Не знаю, удалось ли мне достаточно ясно выразить мою мысль, употребив столько слов, столько образов. Думаю, что женщина, которую я назвал Исменой, смогла бы выразить все это гораздо проще, а, возможно, и яснее, чем я, потому что знание ее доходит до определенной точки, до некоего края чаши фонтана и, не переливаясь через край, возвращается обратно, чтобы снова взмыть вверх прелестно закругленной струей, снова со звоном упасть вниз и опять подняться. (Говоря о фонтане, я имею в виду не обрамленный в камень естественный источник, а замысловатые конструкции механиков-гидравликов, поскольку и рассуждать нам, как правило, больше нравится о чем-то надуманном, искусственном, сконструированном.) Она радуется, наблюдая за нашей игрой, зная, в отличие от нас, что все наши искренние и зачастую даже отчаянные старания — всего лишь игра.
Вся мудрость философов (и не только элеатов, неизменно закругляющих все внутри единой сферы) так или иначе стремится к тому, что выражает ее улыбка и блеск ее глаз. А если и не стремится к этому сознательно, то все равно, рано или поздно, обретет в этой улыбке чистое и блаженное отдохновение.
Она, постигающая будоражащую неясность Гераклита не разумом, но чувством, нисколько не сомневается в том, что натянутый лук разрешится полетом стрелы, а натянутая струна — звучанием, а именно в этом и состоит гармония[82].

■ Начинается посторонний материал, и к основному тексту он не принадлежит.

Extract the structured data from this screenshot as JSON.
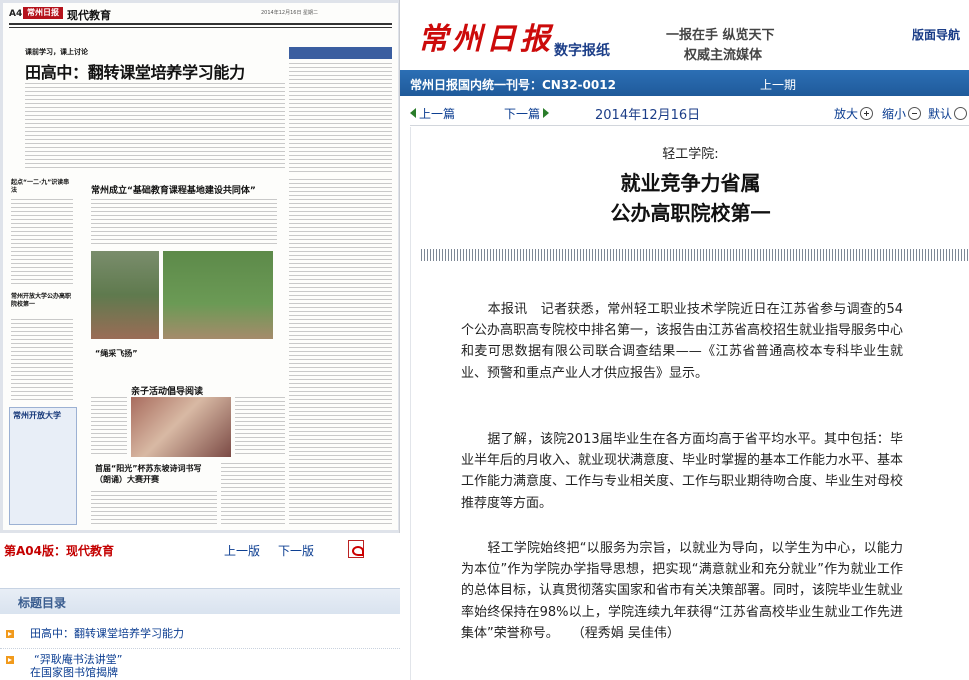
{
  "left": {
    "thumbnail": {
      "page_label": "A4",
      "logo_text": "常州日报",
      "section": "现代教育",
      "date_line": "2014年12月16日 星期二",
      "kicker": "课前学习，课上讨论",
      "headline": "田高中：翻转课堂培养学习能力",
      "sub1": "常州成立“基础教育课程基地建设共同体”",
      "sub2": "“绳采飞扬”",
      "sub3": "亲子活动倡导阅读",
      "sub4": "首届“阳光”杯苏东坡诗词书写（朗诵）大赛开赛",
      "side1": "起点“一二·九”识读串法",
      "side2": "常州开放大学公办高职院校第一",
      "box_title": "常州开放大学"
    },
    "page_bar": {
      "label": "第A04版：现代教育",
      "prev": "上一版",
      "next": "下一版"
    },
    "toc": {
      "title": "标题目录",
      "items": [
        {
          "title": "田高中：翻转课堂培养学习能力"
        },
        {
          "title": "“羿耿庵书法讲堂”",
          "title2": "在国家图书馆揭牌"
        }
      ]
    }
  },
  "right": {
    "masthead": {
      "logo": "常州日报",
      "digital": "数字报纸",
      "slogan1": "一报在手  纵览天下",
      "slogan2": "权威主流媒体",
      "nav": "版面导航"
    },
    "cn_bar": {
      "cn": "常州日报国内统一刊号：CN32-0012",
      "prev": "上一期"
    },
    "toolbar": {
      "prev": "上一篇",
      "next": "下一篇",
      "date": "2014年12月16日",
      "zoom_in": "放大",
      "zoom_out": "缩小",
      "default": "默认"
    },
    "article": {
      "kicker": "轻工学院:",
      "headline_line1": "就业竞争力省属",
      "headline_line2": "公办高职院校第一",
      "paragraphs": [
        "本报讯　记者获悉，常州轻工职业技术学院近日在江苏省参与调查的54个公办高职高专院校中排名第一，该报告由江苏省高校招生就业指导服务中心和麦可思数据有限公司联合调查结果——《江苏省普通高校本专科毕业生就业、预警和重点产业人才供应报告》显示。",
        "据了解，该院2013届毕业生在各方面均高于省平均水平。其中包括：毕业半年后的月收入、就业现状满意度、毕业时掌握的基本工作能力水平、基本工作能力满意度、工作与专业相关度、工作与职业期待吻合度、毕业生对母校推荐度等方面。",
        "轻工学院始终把“以服务为宗旨，以就业为导向，以学生为中心，以能力为本位”作为学院办学指导思想，把实现“满意就业和充分就业”作为就业工作的总体目标，认真贯彻落实国家和省市有关决策部署。同时，该院毕业生就业率始终保持在98%以上，学院连续九年获得“江苏省高校毕业生就业工作先进集体”荣誉称号。　　（程秀娟  吴佳伟）"
      ]
    }
  },
  "colors": {
    "brand_red": "#cc0a0a",
    "nav_blue": "#1c3e88",
    "bar_blue": "#2c6fb5",
    "link_blue": "#0b3d91",
    "page_label_red": "#c40000",
    "bullet_orange": "#f19a1c"
  }
}
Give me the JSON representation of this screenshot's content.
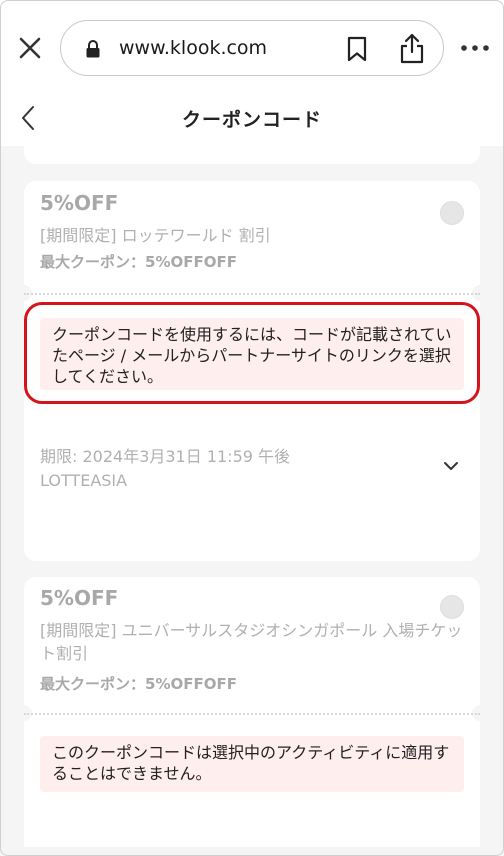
{
  "browser": {
    "url": "www.klook.com",
    "icons": [
      "close-icon",
      "lock-icon",
      "bookmark-icon",
      "share-icon",
      "more-icon"
    ]
  },
  "header": {
    "title": "クーポンコード",
    "back_icon": "chevron-left-icon"
  },
  "coupons": [
    {
      "discount": "5%OFF",
      "name": "[期間限定] ロッテワールド 割引",
      "max_label": "最大クーポン：5%OFFOFF",
      "notice": "クーポンコードを使用するには、コードが記載されていたページ / メールからパートナーサイトのリンクを選択してください。",
      "expiry": "期限: 2024年3月31日 11:59 午後",
      "code": "LOTTEASIA",
      "highlighted": true
    },
    {
      "discount": "5%OFF",
      "name": "[期間限定] ユニバーサルスタジオシンガポール 入場チケット割引",
      "max_label": "最大クーポン：5%OFFOFF",
      "notice": "このクーポンコードは選択中のアクティビティに適用することはできません。"
    }
  ],
  "colors": {
    "highlight_ring": "#d4131b",
    "notice_bg": "#ffeeee",
    "disabled_text": "#a8a8a8"
  }
}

Да, я слишком увлекся течением моих слов, их перепадами, Луций.
Ώ κοινόν αύτάδελφον 'Ισμήνης κάρα.[83]
Я уже упомянул, что Исмена опьянила меня, словно суррентское вино, а также, что суррентское пока что не научились настаивать: думаю, это такое хорошее опьянение не продлится долго. Увы, Луций.

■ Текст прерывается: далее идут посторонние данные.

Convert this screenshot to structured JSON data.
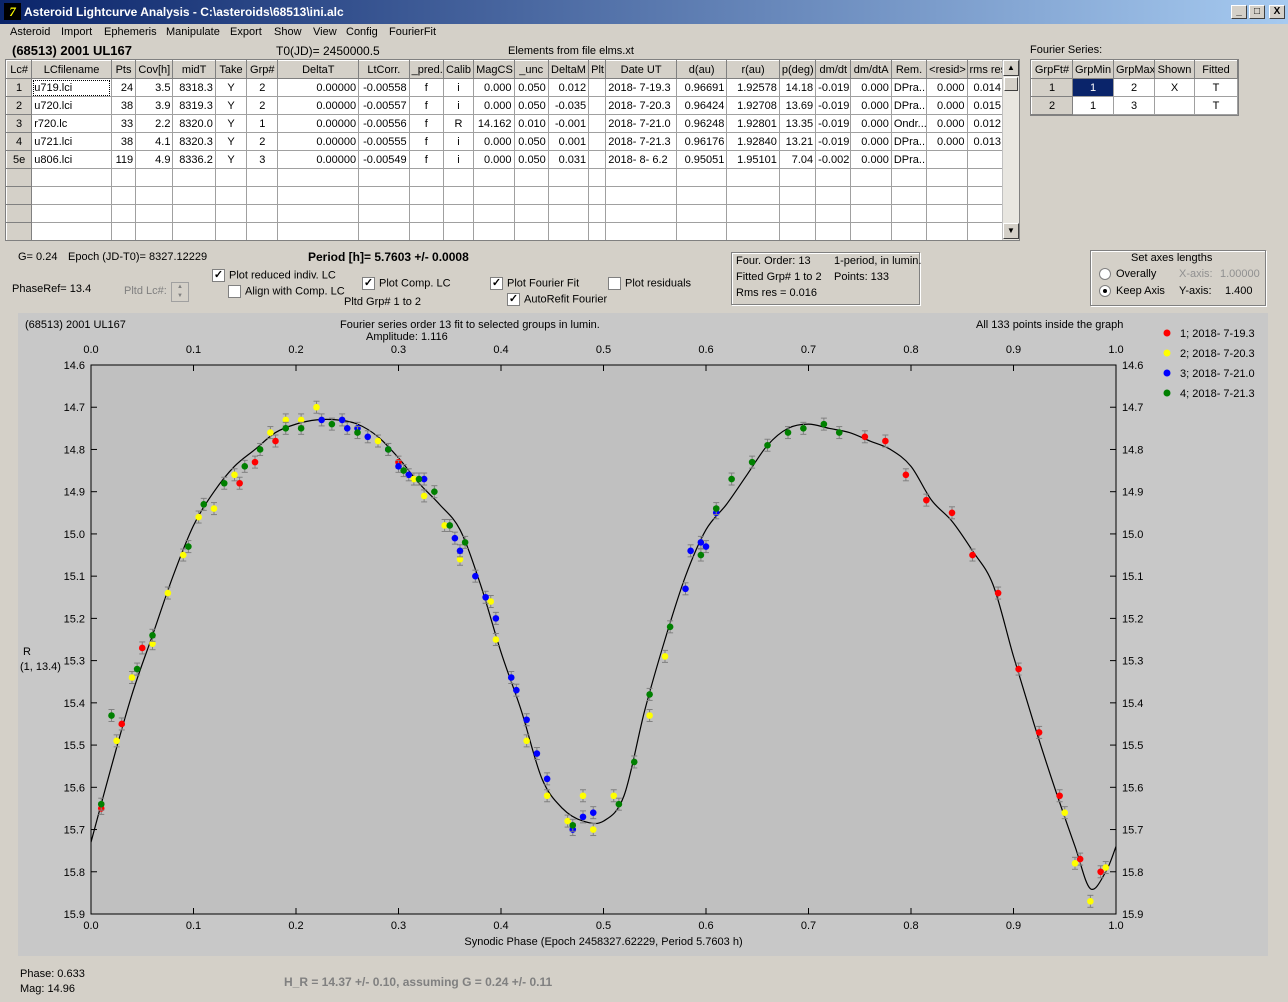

Итак, опьяненный благоуханием белой розы с золотистым окаймлением лепестков, я слишком увлекся своего рода преклонением перед знанием, которое противно осмыслению, преклонением перед тем, что можно было бы назвать мудростью чувства. Действительно ли это — некая высшая мудрость, или наш разум, наше натренированное логикой мышление еще попросту не в силах справиться со знаками, которые подают нам чувства, не в силах постичь их? Я заговорил о знании, которое присуще чувству, но не разуму, и вот почему.

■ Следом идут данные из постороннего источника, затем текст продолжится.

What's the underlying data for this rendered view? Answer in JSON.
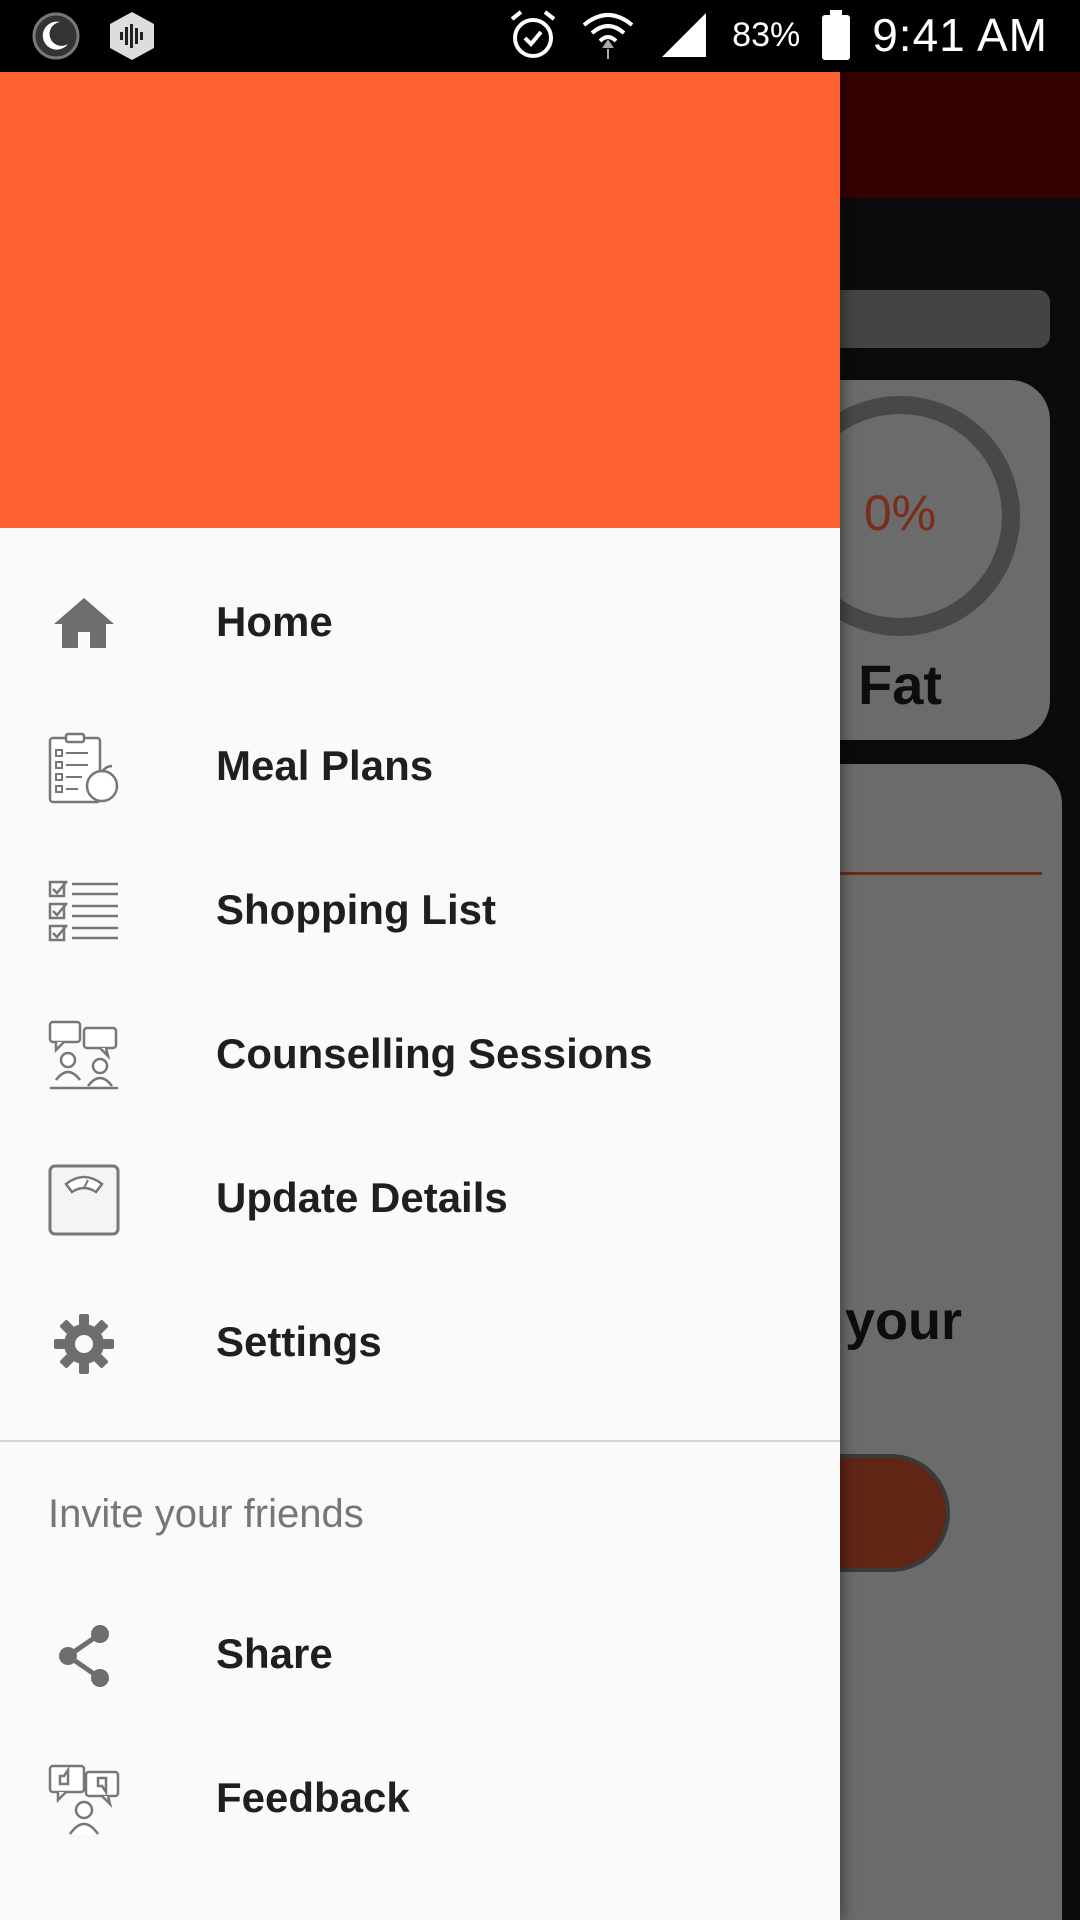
{
  "status_bar": {
    "battery": "83%",
    "time": "9:41 AM"
  },
  "background": {
    "fat_percent": "0%",
    "fat_label": "Fat",
    "fragment_text": "your"
  },
  "drawer": {
    "header_color": "#ff6333",
    "menu": [
      {
        "label": "Home",
        "icon": "home-icon"
      },
      {
        "label": "Meal Plans",
        "icon": "meal-plan-icon"
      },
      {
        "label": "Shopping List",
        "icon": "checklist-icon"
      },
      {
        "label": "Counselling Sessions",
        "icon": "counselling-icon"
      },
      {
        "label": "Update Details",
        "icon": "weighing-scale-icon"
      },
      {
        "label": "Settings",
        "icon": "gear-icon"
      }
    ],
    "section_title": "Invite your friends",
    "secondary_menu": [
      {
        "label": "Share",
        "icon": "share-icon"
      },
      {
        "label": "Feedback",
        "icon": "feedback-icon"
      }
    ]
  }
}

Во время освящения Римских игр произошло нечто, в чем, думаю, можно усматривать некий особый смысл, даже знамение. Естественно, если разум (или опять-таки чувство?) не обманывает меня. Предназначенный для заклания молодой бычок — сильный и чувствительный, словно сплошная мышца, покрытая огненной шерстью, — вдруг вырвался уже перед самим алтарем, повергнув наземь жреца: темно-алая кровь страшно обагрила его белоснежные одежды. Жрец вскоре умер.
Бычку вдруг не захотелось умирать. Он вдруг почувствовал предстоящее и, конечно же, не разумом. С него уже срезали клок шерсти: должно быть, это делают для того, чтобы жертвенные животные не боялись ножа. Бык казался спокойным, его уже подвели к алтарю, но затем совершенно молниеносно произошло это — столь неожиданно, но в сущности своей совершенно естественно. Бык метнулся, словно алая молния, разорвав опутывавшие его гирлянды цветов, и страшным ударом поверг жреца долу. Может быть, в то мгновение огонь слишком ярко резанул его по глазам или в звуке флейты вскрикнула вдруг, не удержавшись, изготовившаяся смерть. Его красновато-рыжее тело метнулось совсем как язык пламени, стало совсем как распахивающее разум хорошее вино — где-то у Гомера бык назван виноцветным[84] — и разорвало все, все, что было вокруг, всю святость, весь священный трепет, желавший насыщения кровью. Ожидание торжественного неизвестного мгновенно сменилось неодолимым ужасом.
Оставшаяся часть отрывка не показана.